South Africa is bound by legislation to commit towards realising the right to maternal health and the reduction of maternal mortality due to causes such as diabetes. Through provisions in its constitution, over the years the country has adopted a number of legislation and policies directed at reducing the maternal mortality rates such as the National Health Care Act, the Choice on Termination of Pregnancy Act and White Paper for the transformation of the health System which emphasised access to maternal, child and women’s healthcare services. Apart from these laws South Africa has adopted various Maternal Health Programmes such as the Campaign on Accelerated Reduction of Maternal, Newborn and Child Mortality (CARMMA) and Department of Health Strategic Plan for Maternal, Newborn, Child and Women’s Health (MNCWH) and Nutrition 2012–2016. Though it makes no mention of diabetes in pregnancy, the MNCWH emphasizes the need to tackle the social determinants of health in order to reduce maternal, newborn and child mortality [25]. In their guidelines for maternity care in South Africa the department of health reviews the treatment of diabetes during pregnancy and emphasises the need for tight control of blood glucose levels in pregnant women with pre-gestational and gestational diabetes [26]. The guidelines advise that all pregnant women with diabetes risk factors such as being older than 40 years, of Indian ethnicity, obese, those with a previous history of gestational diabetes and those with first degree relatives with diabetes should be screened. Although South Africa does not have any data on maternal mortality due to diabetes, notwithstanding this, the legislation, guidelines and clinical protocol provided by the department of health if applied stringently will help reduce maternal mortality. There are however weaknesses in clinical practice with regard to detection of diabetes in pregnancy, mainly as a result of late presentation. Treatment is also affected by late referral of patients [15]. This is a problem particularly in the public sector which is mainly used by a large section of the poor population. Future research is therefore imperative in order to influence policy refinement.

Conclusion

This study contributes to the understanding of the extent of diabetes during pregnancy and its social determinants in South Africa. The identification of the risk factors associated with diabetes during pregnancy provides useful information that can be used in priority setting and planning for the improvement of maternal and child health. For instance the association between family history of diabetes and developing diabetes during pregnancy may imply that there is need to put in place measures that encourage healthy lifestyles for women with a family history of diabetes. Pre-pregnancy care for non-African women may help avert the adverse outcomes of diabetes during pregnancy.
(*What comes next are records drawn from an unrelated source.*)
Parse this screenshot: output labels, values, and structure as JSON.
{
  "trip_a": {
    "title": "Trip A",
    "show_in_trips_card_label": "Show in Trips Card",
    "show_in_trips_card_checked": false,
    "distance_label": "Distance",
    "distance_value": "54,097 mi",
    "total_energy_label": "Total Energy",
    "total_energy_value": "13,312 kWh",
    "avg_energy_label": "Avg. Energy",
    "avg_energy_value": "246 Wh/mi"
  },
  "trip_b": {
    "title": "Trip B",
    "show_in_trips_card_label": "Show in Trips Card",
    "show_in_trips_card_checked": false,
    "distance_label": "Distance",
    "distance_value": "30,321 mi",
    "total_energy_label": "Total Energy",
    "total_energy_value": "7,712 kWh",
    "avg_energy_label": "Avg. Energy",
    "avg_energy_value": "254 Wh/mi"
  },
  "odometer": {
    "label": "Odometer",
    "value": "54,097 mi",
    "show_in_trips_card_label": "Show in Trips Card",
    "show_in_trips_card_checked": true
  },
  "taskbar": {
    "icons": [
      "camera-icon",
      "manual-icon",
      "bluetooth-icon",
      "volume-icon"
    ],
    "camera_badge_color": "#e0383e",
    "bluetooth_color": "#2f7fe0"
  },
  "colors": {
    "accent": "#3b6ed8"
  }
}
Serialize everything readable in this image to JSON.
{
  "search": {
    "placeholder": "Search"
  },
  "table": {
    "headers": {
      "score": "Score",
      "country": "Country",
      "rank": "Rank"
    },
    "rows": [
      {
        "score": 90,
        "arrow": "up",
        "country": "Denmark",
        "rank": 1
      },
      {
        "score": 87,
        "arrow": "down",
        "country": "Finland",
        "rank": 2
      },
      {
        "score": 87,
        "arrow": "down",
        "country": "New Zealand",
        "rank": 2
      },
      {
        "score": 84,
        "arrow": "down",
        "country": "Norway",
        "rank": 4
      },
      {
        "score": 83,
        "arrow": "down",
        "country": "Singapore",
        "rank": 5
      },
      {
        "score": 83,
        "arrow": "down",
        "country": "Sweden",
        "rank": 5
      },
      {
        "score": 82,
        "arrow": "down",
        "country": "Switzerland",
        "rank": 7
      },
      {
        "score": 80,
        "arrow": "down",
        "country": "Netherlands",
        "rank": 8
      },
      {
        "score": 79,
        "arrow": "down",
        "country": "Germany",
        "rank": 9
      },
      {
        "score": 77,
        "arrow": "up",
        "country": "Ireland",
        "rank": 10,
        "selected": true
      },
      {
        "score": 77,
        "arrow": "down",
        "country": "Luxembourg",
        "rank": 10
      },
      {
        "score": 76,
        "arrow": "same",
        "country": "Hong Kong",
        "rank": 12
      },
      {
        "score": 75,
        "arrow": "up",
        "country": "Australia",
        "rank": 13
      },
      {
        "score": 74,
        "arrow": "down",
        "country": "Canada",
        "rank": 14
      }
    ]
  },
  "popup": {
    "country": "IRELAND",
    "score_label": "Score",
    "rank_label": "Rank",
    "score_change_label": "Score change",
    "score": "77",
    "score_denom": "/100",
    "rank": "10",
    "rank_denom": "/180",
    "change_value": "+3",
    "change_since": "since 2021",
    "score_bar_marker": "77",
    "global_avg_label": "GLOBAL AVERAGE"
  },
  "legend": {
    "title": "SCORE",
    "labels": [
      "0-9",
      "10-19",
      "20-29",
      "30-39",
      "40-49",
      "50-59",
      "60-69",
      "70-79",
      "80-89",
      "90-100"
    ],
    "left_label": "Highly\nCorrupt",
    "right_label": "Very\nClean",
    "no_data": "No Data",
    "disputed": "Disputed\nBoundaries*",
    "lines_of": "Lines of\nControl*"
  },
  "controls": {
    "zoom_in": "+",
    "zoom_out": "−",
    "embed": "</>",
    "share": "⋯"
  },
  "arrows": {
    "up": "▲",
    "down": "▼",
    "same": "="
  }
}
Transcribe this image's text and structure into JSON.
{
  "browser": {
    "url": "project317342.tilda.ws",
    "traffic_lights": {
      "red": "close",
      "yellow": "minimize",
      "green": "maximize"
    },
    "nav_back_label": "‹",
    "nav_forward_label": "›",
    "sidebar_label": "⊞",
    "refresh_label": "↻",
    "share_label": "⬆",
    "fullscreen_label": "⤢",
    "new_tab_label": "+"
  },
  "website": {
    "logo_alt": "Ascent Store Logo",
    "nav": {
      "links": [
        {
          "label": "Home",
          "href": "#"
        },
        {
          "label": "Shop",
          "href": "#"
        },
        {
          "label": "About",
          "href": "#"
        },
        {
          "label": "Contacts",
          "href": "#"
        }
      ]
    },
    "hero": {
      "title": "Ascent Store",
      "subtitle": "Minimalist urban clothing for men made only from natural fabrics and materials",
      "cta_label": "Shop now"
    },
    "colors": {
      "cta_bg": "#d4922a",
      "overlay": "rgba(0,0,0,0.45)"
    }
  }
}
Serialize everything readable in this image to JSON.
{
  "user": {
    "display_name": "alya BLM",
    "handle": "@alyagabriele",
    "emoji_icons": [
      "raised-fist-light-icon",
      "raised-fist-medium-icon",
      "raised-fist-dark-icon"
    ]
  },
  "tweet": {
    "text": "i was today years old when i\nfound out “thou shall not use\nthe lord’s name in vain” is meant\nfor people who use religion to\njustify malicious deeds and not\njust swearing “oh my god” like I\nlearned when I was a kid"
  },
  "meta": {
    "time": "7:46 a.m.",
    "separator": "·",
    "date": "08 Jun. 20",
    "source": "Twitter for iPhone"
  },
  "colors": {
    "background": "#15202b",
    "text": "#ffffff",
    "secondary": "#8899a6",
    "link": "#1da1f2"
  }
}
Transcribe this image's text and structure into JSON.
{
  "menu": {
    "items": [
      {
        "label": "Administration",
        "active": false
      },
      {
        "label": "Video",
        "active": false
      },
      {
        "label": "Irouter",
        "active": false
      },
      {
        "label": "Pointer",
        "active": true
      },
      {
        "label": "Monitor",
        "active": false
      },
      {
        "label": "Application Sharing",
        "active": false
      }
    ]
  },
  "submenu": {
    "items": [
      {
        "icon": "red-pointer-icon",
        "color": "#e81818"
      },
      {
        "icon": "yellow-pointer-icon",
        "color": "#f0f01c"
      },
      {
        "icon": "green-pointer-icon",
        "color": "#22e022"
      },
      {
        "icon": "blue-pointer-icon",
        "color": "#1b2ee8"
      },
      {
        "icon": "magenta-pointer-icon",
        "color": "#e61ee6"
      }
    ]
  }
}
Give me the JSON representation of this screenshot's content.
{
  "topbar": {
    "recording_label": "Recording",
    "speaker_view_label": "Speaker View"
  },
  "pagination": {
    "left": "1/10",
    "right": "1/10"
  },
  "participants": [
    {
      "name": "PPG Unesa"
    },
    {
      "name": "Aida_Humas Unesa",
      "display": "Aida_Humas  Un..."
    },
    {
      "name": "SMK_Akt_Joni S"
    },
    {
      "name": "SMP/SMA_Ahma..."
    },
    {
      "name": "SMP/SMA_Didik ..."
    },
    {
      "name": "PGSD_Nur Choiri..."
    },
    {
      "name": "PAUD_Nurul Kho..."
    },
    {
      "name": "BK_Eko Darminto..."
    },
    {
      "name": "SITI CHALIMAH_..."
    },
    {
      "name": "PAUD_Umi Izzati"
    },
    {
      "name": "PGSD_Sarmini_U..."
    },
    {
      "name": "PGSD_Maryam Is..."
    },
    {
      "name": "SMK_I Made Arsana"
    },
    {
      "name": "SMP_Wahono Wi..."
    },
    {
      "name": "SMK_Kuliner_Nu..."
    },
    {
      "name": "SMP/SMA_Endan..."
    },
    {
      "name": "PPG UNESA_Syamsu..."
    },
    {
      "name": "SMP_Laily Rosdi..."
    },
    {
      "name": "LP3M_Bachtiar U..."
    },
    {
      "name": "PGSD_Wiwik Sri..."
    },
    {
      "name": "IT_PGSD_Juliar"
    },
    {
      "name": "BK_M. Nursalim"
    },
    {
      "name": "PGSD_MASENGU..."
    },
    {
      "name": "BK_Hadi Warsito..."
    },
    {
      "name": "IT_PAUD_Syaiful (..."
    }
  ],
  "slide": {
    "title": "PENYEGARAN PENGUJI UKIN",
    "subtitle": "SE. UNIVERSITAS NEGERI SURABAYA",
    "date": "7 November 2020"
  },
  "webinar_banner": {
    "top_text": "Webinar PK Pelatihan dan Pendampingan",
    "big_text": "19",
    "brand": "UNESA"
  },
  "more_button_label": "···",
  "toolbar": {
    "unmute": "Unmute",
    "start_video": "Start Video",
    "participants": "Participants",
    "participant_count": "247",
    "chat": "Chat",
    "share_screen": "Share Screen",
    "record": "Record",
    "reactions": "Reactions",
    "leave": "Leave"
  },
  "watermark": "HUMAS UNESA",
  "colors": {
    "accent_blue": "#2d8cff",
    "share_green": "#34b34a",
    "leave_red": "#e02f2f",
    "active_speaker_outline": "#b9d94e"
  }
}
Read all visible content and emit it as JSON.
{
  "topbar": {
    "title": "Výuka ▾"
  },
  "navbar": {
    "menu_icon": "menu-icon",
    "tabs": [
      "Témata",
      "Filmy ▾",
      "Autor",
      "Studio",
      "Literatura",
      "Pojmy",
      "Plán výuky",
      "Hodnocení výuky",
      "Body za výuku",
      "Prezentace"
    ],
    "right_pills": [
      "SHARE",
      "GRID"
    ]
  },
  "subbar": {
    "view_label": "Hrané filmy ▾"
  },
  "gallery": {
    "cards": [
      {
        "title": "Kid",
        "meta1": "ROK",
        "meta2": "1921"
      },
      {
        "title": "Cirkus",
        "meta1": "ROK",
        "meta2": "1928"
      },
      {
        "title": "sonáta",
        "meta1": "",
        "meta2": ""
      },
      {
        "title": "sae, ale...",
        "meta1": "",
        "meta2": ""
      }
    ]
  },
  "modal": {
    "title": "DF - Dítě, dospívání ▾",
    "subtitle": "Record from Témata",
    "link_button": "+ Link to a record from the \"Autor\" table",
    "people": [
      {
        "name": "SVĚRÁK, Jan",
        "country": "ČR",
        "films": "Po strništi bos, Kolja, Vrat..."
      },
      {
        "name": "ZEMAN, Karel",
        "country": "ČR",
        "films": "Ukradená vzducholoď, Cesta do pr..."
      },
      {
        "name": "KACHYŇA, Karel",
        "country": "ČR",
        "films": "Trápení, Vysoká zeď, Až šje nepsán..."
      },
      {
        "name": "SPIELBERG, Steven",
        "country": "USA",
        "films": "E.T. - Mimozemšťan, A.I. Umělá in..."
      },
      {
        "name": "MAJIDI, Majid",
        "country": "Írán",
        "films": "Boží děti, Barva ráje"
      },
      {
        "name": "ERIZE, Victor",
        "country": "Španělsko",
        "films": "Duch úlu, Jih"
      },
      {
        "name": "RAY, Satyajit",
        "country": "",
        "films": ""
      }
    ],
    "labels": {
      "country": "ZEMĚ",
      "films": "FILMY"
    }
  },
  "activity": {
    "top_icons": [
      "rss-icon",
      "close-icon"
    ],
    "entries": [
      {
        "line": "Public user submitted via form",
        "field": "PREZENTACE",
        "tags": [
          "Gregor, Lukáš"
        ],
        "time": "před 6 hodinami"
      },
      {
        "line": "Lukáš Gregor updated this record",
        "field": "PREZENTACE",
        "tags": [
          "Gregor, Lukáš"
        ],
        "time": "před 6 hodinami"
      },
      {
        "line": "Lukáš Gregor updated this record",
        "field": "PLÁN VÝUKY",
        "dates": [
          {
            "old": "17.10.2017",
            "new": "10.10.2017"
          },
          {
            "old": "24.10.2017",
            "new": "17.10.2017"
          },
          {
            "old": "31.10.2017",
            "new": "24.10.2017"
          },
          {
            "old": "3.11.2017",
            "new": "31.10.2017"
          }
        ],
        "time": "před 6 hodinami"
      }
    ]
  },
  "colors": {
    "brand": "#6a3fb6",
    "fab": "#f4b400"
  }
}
Focusing on diabetes in pregnancy can help South Africa make that extra push required to reduce maternal and child mortality. South Africa did not meet its millennium development goals (MDGs) aimed at reducing maternal and child mortality by 2015, despite making much progress in the last decade [27]. As the country works towards meeting the new sustainable development goals set for 2030 [28], consideration should be made to managing non-communicable diseases such as diabetes, which can profoundly affect pregnancy outcomes [24].